Posterous theme by Cory Watilo

Week 10 - Almost Finished Project

Click here to download:
Monkey_Almost_Finished.prproj (134 KB)
Okay.  This week we finished making the monkey, rigging it, making the environtment, adding materials and modifiers.  We are done.  All it took was five weeks, one hour a day, and about five hours of rendering.  Then it was too big to upload, so we threw it into Adobe Premiere to compress it.  Now, we just gotta add the credits and logos.  Tonezilla and Crustay were my partners for this.  You'll be able to tell that you're at the right spot 'cause they're going to have the exact same post as me.

Week 9 - Monkey's Environment

Monkey_environment
For this picture, we took a picture of the Happy Go Monkey 5 Final Level and threw it on a plane.  Then we modeled boxes to make the buildings, a cylinder for the pedestal in the center, and capsules to make the bananas.  We're working on putting the monkey into the scene, but the file containing the fully-rigged model got corrupted and we had to start the rigging over.  We will probably be finished before November, but no guarentees.

Week 8 - Rigged Model

Monkey_rigging
This week, my partner and I teamed up with Josh, a.k.a Crustay, in order to rig our awesome monkey.  Well, we didn't really team up as much as outsource.  My partner and I made a monkey, but didn't want to rig it, so we made Josh do it for us.  Maybe next week you can see the little guy do a dance, and we might even have a decent environment by then.

Week 7 - Cliches and Monkeying Around

Happy_monkey
From one big project to another, only this time we're including a fully rigged model, based of a cheap Flash game online.  It's pretty much the only thing we're including.  So far, we have modeled the majority of the monkey, but the face, fingers, and other small details still elude us.  We have outsourced the rigging of our half complete, faceless chimp to Josh, who cannot remember his posterous name, othrewise I'd give it to you. 

Week 6 - Rolling

This week, I took my partner's idea and ran with it.  Together, we managed to make a car, made out of an exdtrudeed box, hover in the center of a torus.  The desert environment is just a plain with a texture and the cacti are more extruded boxes.  Everything animated here is done with the Autokey feature.

(download)

Week 5 - Finished Logo

(download)
I finally rendered out the final clip in my logo.  In Adobe Premiere, I put the clips together, and added a bit of text that I forgot in Max.  The last clip is a Biped fishing, which is done using MoCap, with the logo title in the corner.

Week 4 - A Small Delay

Table
I keep forgetting to stop by after school and render out the final piece of my logo, so instead of the finished product, you get to see a nice table and chair with a not so nice cup and plate.  I took a box for the table and chair, extruded out the legs, and added a pretty material.  The cup was a line and lathe process, and the plate was just awful.  I tried to make it a line and lathe, but it wouldn't show up in the rendered view.  After three days of trying and failing to fix it, I gave up and made a really really tiny cylinder, painted it white, and hoped for the best.

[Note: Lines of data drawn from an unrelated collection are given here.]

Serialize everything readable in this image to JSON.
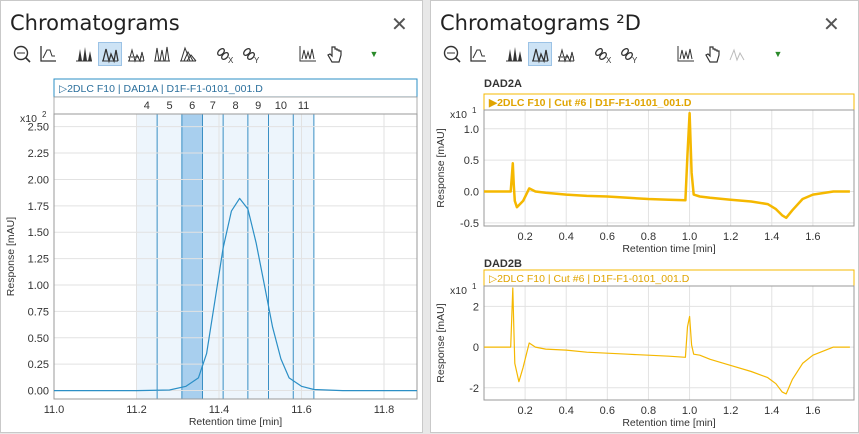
{
  "left": {
    "title": "Chromatograms",
    "close": "✕",
    "header_label": "▷2DLC F10 | DAD1A | D1F-F1-0101_001.D",
    "cut_labels": [
      "4",
      "5",
      "6",
      "7",
      "8",
      "9",
      "10",
      "11"
    ],
    "selected_cut": "6",
    "chart_data": {
      "type": "line",
      "exponent_label": "x10",
      "exponent_sup": "2",
      "xlabel": "Retention time [min]",
      "ylabel": "Response [mAU]",
      "xlim": [
        11.0,
        11.88
      ],
      "ylim": [
        -0.08,
        2.62
      ],
      "xticks": [
        "11.0",
        "11.2",
        "11.4",
        "11.6",
        "11.8"
      ],
      "yticks": [
        "0.00",
        "0.25",
        "0.50",
        "0.75",
        "1.00",
        "1.25",
        "1.50",
        "1.75",
        "2.00",
        "2.25",
        "2.50"
      ],
      "cut_boundaries": [
        11.2,
        11.25,
        11.31,
        11.36,
        11.41,
        11.47,
        11.52,
        11.58,
        11.63
      ],
      "series": [
        {
          "color": "#2b8fc6",
          "x": [
            11.0,
            11.2,
            11.28,
            11.32,
            11.35,
            11.37,
            11.39,
            11.41,
            11.43,
            11.45,
            11.47,
            11.49,
            11.51,
            11.53,
            11.55,
            11.57,
            11.6,
            11.63,
            11.7,
            11.88
          ],
          "y": [
            0,
            0,
            0.005,
            0.04,
            0.12,
            0.35,
            0.85,
            1.35,
            1.7,
            1.82,
            1.72,
            1.4,
            1.0,
            0.6,
            0.3,
            0.12,
            0.04,
            0.01,
            0,
            0
          ]
        }
      ]
    }
  },
  "right": {
    "title": "Chromatograms ²D",
    "close": "✕",
    "charts": [
      {
        "name": "DAD2A",
        "header_label": "▶2DLC F10 | Cut #6 | D1F-F1-0101_001.D",
        "exponent_label": "x10",
        "exponent_sup": "1",
        "xlabel": "Retention time [min]",
        "ylabel": "Response [mAU]",
        "xlim": [
          0.0,
          1.8
        ],
        "ylim": [
          -0.55,
          1.3
        ],
        "xticks": [
          "0.2",
          "0.4",
          "0.6",
          "0.8",
          "1.0",
          "1.2",
          "1.4",
          "1.6"
        ],
        "yticks": [
          "-0.5",
          "0.0",
          "0.5",
          "1.0"
        ],
        "series": [
          {
            "color": "#f5b800",
            "width": 2.5,
            "x": [
              0.0,
              0.13,
              0.14,
              0.145,
              0.15,
              0.16,
              0.19,
              0.22,
              0.25,
              0.3,
              0.4,
              0.5,
              0.6,
              0.7,
              0.8,
              0.9,
              0.98,
              0.99,
              1.0,
              1.01,
              1.02,
              1.05,
              1.1,
              1.2,
              1.3,
              1.38,
              1.42,
              1.45,
              1.47,
              1.5,
              1.55,
              1.6,
              1.7,
              1.78
            ],
            "y": [
              0.0,
              0.0,
              0.45,
              0.1,
              -0.15,
              -0.25,
              -0.15,
              0.05,
              0.0,
              -0.02,
              -0.05,
              -0.07,
              -0.08,
              -0.1,
              -0.12,
              -0.13,
              -0.14,
              0.6,
              1.25,
              0.3,
              -0.05,
              -0.08,
              -0.1,
              -0.13,
              -0.16,
              -0.2,
              -0.28,
              -0.38,
              -0.42,
              -0.3,
              -0.12,
              -0.05,
              0.0,
              0.0
            ]
          }
        ]
      },
      {
        "name": "DAD2B",
        "header_label": "▷2DLC F10 | Cut #6 | D1F-F1-0101_001.D",
        "exponent_label": "x10",
        "exponent_sup": "1",
        "xlabel": "Retention time [min]",
        "ylabel": "Response [mAU]",
        "xlim": [
          0.0,
          1.8
        ],
        "ylim": [
          -2.6,
          3.0
        ],
        "xticks": [
          "0.2",
          "0.4",
          "0.6",
          "0.8",
          "1.0",
          "1.2",
          "1.4",
          "1.6"
        ],
        "yticks": [
          "-2",
          "0",
          "2"
        ],
        "series": [
          {
            "color": "#f5b800",
            "width": 1.2,
            "x": [
              0.0,
              0.13,
              0.14,
              0.145,
              0.15,
              0.17,
              0.19,
              0.22,
              0.25,
              0.3,
              0.4,
              0.5,
              0.6,
              0.7,
              0.8,
              0.9,
              0.98,
              0.99,
              1.0,
              1.01,
              1.02,
              1.05,
              1.1,
              1.2,
              1.3,
              1.38,
              1.42,
              1.45,
              1.47,
              1.5,
              1.55,
              1.6,
              1.7,
              1.78
            ],
            "y": [
              0.0,
              0.0,
              2.9,
              1.0,
              -0.8,
              -1.7,
              -1.0,
              0.2,
              0.0,
              -0.1,
              -0.15,
              -0.25,
              -0.3,
              -0.35,
              -0.4,
              -0.45,
              -0.5,
              1.0,
              1.5,
              0.1,
              -0.35,
              -0.4,
              -0.6,
              -0.9,
              -1.2,
              -1.5,
              -1.8,
              -2.2,
              -2.3,
              -1.6,
              -0.8,
              -0.4,
              0.0,
              0.0
            ]
          }
        ]
      }
    ]
  }
}
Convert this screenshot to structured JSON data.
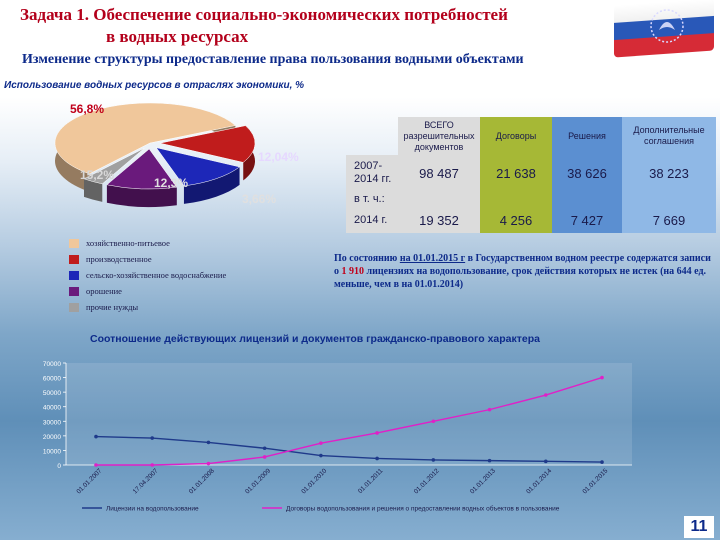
{
  "header": {
    "title_line1": "Задача 1. Обеспечение социально-экономических потребностей",
    "title_line2": "в водных ресурсах",
    "subtitle": "Изменение структуры предоставление права пользования водными объектами"
  },
  "colors": {
    "title": "#b3001b",
    "navy": "#0d2a8a"
  },
  "page_number": "11",
  "pie": {
    "title": "Использование водных ресурсов в отраслях экономики, %",
    "chart_data": {
      "type": "pie",
      "slices": [
        {
          "label": "56,8%",
          "value": 56.8,
          "category": "хозяйственно-питьевое",
          "color": "#f0c79b"
        },
        {
          "label": "15,2%",
          "value": 15.2,
          "category": "производственное",
          "color": "#c01c1c"
        },
        {
          "label": "12,3%",
          "value": 12.3,
          "category": "сельско-хозяйственное водоснабжение",
          "color": "#1d27b8"
        },
        {
          "label": "12,04%",
          "value": 12.04,
          "category": "орошение",
          "color": "#6a1a7c"
        },
        {
          "label": "3,66%",
          "value": 3.66,
          "category": "прочие нужды",
          "color": "#a0a0a0"
        }
      ]
    },
    "legend": [
      {
        "label": "хозяйственно-питьевое",
        "color": "#f0c79b"
      },
      {
        "label": "производственное",
        "color": "#c01c1c"
      },
      {
        "label": "сельско-хозяйственное водоснабжение",
        "color": "#1d27b8"
      },
      {
        "label": "орошение",
        "color": "#6a1a7c"
      },
      {
        "label": "прочие нужды",
        "color": "#a0a0a0"
      }
    ]
  },
  "table": {
    "headers": [
      "ВСЕГО разрешительных документов",
      "Договоры",
      "Решения",
      "Дополнительные соглашения"
    ],
    "row_2007_label": "2007-2014 гг.",
    "row_2007_values": [
      "98 487",
      "21 638",
      "38 626",
      "38 223"
    ],
    "row_incl_label": "в т. ч.:",
    "row_2014_label": "2014 г.",
    "row_2014_values": [
      "19 352",
      "4 256",
      "7 427",
      "7 669"
    ]
  },
  "note": {
    "part1": "По состоянию ",
    "date": "на 01.01.2015 г",
    "part2": " в Государственном водном реестре содержатся записи о ",
    "count": "1 910",
    "part3": " лицензиях на водопользование, срок действия которых не истек (на 644 ед. меньше, чем в на 01.01.2014)"
  },
  "line": {
    "title": "Соотношение действующих лицензий и документов гражданско-правового характера",
    "chart_data": {
      "type": "line",
      "x": [
        "01.01.2007",
        "17.04.2007",
        "01.01.2008",
        "01.01.2009",
        "01.01.2010",
        "01.01.2011",
        "01.01.2012",
        "01.01.2013",
        "01.01.2014",
        "01.01.2015"
      ],
      "x_tick_labels": [
        "01.01.2007",
        "17.04.2007",
        "01.01.2008",
        "01.01.2009",
        "01.01.2010",
        "01.01.2011",
        "01.01.2012",
        "01.01.2013",
        "01.01.2014",
        "01.01.2015"
      ],
      "yticks": [
        0,
        10000,
        20000,
        30000,
        40000,
        50000,
        60000,
        70000
      ],
      "ytick_labels": [
        "0",
        "10000",
        "20000",
        "30000",
        "40000",
        "50000",
        "60000",
        "70000"
      ],
      "ylim": [
        0,
        70000
      ],
      "series": [
        {
          "name": "Лицензии на водопользование",
          "color": "#1f3a8a",
          "values": [
            19500,
            18500,
            15500,
            11500,
            6500,
            4500,
            3500,
            3000,
            2500,
            2000
          ]
        },
        {
          "name": "Договоры водопользования и решения о предоставлении водных объектов в пользование",
          "color": "#e020c8",
          "values": [
            0,
            0,
            1000,
            5500,
            15000,
            22000,
            30000,
            38000,
            48000,
            60000
          ]
        }
      ]
    }
  }
}
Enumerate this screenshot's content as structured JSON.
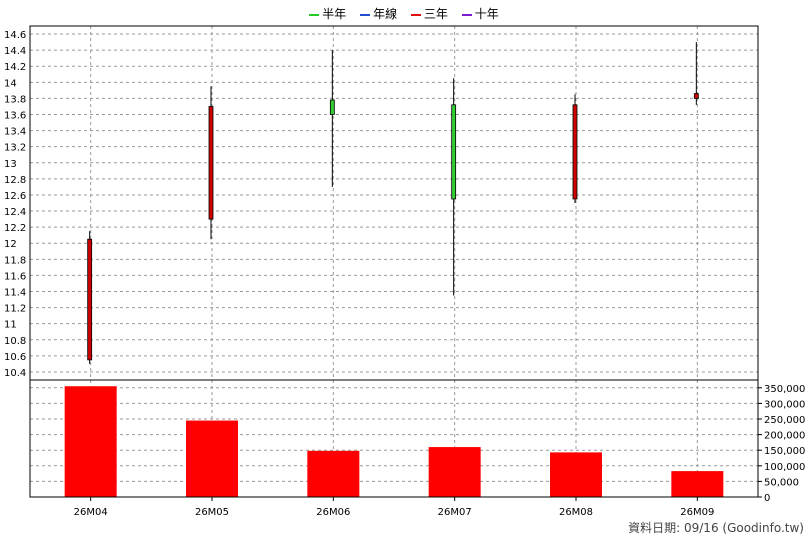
{
  "legend": [
    {
      "label": "半年",
      "color": "#22cc22"
    },
    {
      "label": "年線",
      "color": "#1f4fd0"
    },
    {
      "label": "三年",
      "color": "#dd1111"
    },
    {
      "label": "十年",
      "color": "#7a1fd0"
    }
  ],
  "footer": "資料日期: 09/16 (Goodinfo.tw)",
  "chart_data": {
    "type": "candlestick+bar",
    "categories": [
      "26M04",
      "26M05",
      "26M06",
      "26M07",
      "26M08",
      "26M09"
    ],
    "price": {
      "ylim": [
        10.3,
        14.7
      ],
      "yticks": [
        "10.4",
        "10.6",
        "10.8",
        "11",
        "11.2",
        "11.4",
        "11.6",
        "11.8",
        "12",
        "12.2",
        "12.4",
        "12.6",
        "12.8",
        "13",
        "13.2",
        "13.4",
        "13.6",
        "13.8",
        "14",
        "14.2",
        "14.4",
        "14.6"
      ],
      "candles": [
        {
          "open": 10.55,
          "close": 12.05,
          "high": 12.15,
          "low": 10.5,
          "color": "#cc0000"
        },
        {
          "open": 12.3,
          "close": 13.7,
          "high": 13.95,
          "low": 12.05,
          "color": "#cc0000"
        },
        {
          "open": 13.78,
          "close": 13.6,
          "high": 14.4,
          "low": 12.7,
          "color": "#33cc33"
        },
        {
          "open": 13.72,
          "close": 12.55,
          "high": 14.05,
          "low": 11.35,
          "color": "#33cc33"
        },
        {
          "open": 12.55,
          "close": 13.72,
          "high": 13.85,
          "low": 12.5,
          "color": "#cc0000"
        },
        {
          "open": 13.8,
          "close": 13.86,
          "high": 14.5,
          "low": 13.72,
          "color": "#cc0000"
        }
      ]
    },
    "volume": {
      "ylim": [
        0,
        375000
      ],
      "yticks": [
        "0",
        "50,000",
        "100,000",
        "150,000",
        "200,000",
        "250,000",
        "300,000",
        "350,000"
      ],
      "values": [
        355000,
        245000,
        148000,
        160000,
        143000,
        83000
      ],
      "color": "#ff0000"
    }
  }
}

Week 3 - Beginning the Logo

(download)
I am in the process of making my logo.  So far, you see a biped being chase by a fish, being chased by an enourmous worm.  The fish is made out of a sphere and some extruded boxes to make the fins.  The worm is just a ton of spheres.  In both cases, the eyes were extruded using Soft Selection.  The second part of the video is finished, but it takes too long to render, so you probalbly won't be seing it soon.

Week 2 - Refreshing our Memory

(download)
I made an incredibly basic animation this week.  A couple of Toruses (torusi?  torus?) without materials fall around a bouncing sphere, then they all go back to the skies.  Soon, we'll get into the REAL interesting animations, like pseudo-company logos.  Stay tuned.

Week 1 - A Fresh Start

This Image epicts a dragon on a small mound of rocks, coal, and skulls.  The curve of the dragon's wings, as well as the contrast between the bright fire and the dark background, lead the viewer's eye to the center.  the symmetry of the wings and the rock give a sense of balance and rhythm, and the bright light around the tail lead you to the center, where the brightest flame is within the dragon's mouth.